Here is built also a sanctuary [hieron] of the Mother of the gods; she [= her statue] is by Pheidias. Close by is the council-chamber [bouleutērion] of those called the Five Hundred, who for a term of a year act-as-councilors [bouleuein] on behalf of the Athenians. In it are a wooden-statue [xoanon] of Zeus Boulaios and an Apollo, the work [tekhnē] of Peisias, and a [personified] Dēmos, a work [ergon] by Lyson. As for the lawgivers [thesmothetai], they were painted [graphein] by Protogenes1 of Kaunos, and Olbiades painted Kallippos, who led the Athenians to Thermopylae to stop the incursion of the Gauls [Galatai] into Greece [Hellas].2

Footnotes

  1. A contemporary of Alexander the Great.

  2. 279 BCE.

subject heading(s): *harpazein *‘abduct’; Eos; Kephalos; Phaethon; Aphrodite

On the myth about the abduction of Kephalos by Eos, see the commentary at O.15.250–251 as presented in https://chs.harvard.edu/CHS/article/display/6718. On the myth about the abduction of Phaethon by Aphrodite, as narrated in Hesiod Theogony 986–991 and as mentioned here in Pausanias 1.3.1, see again the commentary at O.15.250–251.

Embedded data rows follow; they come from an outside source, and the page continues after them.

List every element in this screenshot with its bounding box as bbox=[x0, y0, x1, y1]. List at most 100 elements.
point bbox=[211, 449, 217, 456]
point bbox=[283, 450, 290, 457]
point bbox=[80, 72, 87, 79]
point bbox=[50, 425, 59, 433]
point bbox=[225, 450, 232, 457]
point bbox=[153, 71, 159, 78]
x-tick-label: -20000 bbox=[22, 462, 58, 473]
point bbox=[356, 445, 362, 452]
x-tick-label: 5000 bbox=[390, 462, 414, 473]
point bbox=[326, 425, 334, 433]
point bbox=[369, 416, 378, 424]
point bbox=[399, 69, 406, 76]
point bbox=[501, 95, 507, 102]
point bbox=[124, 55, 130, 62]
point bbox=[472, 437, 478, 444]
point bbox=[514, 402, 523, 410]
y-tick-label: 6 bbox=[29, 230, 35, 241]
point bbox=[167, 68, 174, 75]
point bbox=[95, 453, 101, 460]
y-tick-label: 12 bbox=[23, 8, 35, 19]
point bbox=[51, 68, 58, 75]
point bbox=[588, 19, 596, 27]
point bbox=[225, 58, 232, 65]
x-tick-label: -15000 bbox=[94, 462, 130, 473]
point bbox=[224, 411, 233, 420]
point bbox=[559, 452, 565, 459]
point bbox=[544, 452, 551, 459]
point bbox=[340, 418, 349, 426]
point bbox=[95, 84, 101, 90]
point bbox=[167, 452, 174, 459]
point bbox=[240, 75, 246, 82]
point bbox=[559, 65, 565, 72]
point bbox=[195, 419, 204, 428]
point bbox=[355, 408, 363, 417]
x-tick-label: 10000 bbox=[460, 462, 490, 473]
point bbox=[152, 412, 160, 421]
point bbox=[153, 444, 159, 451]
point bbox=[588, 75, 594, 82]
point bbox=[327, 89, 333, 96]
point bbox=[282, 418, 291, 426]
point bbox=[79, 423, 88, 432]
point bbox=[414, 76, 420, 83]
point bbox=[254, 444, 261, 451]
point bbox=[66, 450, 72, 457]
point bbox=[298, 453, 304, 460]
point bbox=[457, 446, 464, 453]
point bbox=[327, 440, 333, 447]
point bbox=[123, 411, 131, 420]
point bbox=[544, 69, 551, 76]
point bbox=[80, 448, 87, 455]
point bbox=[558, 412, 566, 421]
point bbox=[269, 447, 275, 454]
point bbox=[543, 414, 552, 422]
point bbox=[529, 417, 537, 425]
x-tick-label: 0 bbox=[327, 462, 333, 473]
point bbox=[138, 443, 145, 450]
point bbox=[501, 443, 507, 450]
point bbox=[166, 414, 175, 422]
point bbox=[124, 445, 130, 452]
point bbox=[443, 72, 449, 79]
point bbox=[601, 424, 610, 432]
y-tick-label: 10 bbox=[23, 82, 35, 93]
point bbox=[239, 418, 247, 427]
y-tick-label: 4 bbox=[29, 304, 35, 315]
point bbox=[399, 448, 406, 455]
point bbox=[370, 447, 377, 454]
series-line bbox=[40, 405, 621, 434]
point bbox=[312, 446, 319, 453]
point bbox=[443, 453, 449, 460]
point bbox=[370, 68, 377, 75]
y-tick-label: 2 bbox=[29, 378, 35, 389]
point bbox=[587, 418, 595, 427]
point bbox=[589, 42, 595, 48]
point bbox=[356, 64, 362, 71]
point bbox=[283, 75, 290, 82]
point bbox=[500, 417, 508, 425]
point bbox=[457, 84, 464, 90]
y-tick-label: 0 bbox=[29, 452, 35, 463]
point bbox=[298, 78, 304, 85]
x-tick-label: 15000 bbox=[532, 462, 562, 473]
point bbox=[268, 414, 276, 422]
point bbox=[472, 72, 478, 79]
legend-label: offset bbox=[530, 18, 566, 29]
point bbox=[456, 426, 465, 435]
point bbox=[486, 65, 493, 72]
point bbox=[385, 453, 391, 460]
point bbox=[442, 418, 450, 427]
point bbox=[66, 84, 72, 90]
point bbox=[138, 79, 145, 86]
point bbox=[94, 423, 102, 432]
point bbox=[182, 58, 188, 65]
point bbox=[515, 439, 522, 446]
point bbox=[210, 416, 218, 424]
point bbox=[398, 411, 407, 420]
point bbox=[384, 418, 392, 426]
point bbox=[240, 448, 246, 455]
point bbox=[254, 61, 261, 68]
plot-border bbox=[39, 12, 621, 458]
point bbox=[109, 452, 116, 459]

subject heading(s): Gauls [Galatai]; defamiliarizing

In his narrative, Pausanias will focus here on the ancient Celtic people known as the Gauls, called *Galatai *in Greek, as they existed in the third century BCE. By maintaining this focus, Pausanias will be defamiliarizing the Gauls as they existed in his own time, that is, in the second century CE. I say this because it stands to reason that educated Greeks in the time of Pausanias would have been well enough informed about the existence of romanized Gauls living in the western and non-Greek part of Roman Empire—in what is now northern Italy, France, and Spain. By contrast, educated Romans in the time of Pausanias—and even Greeks—would have been relatively unfamiliar with the reality of earlier Gauls who figured in the pre-imperial history of the eastern and Greek part of the same Roman Empire.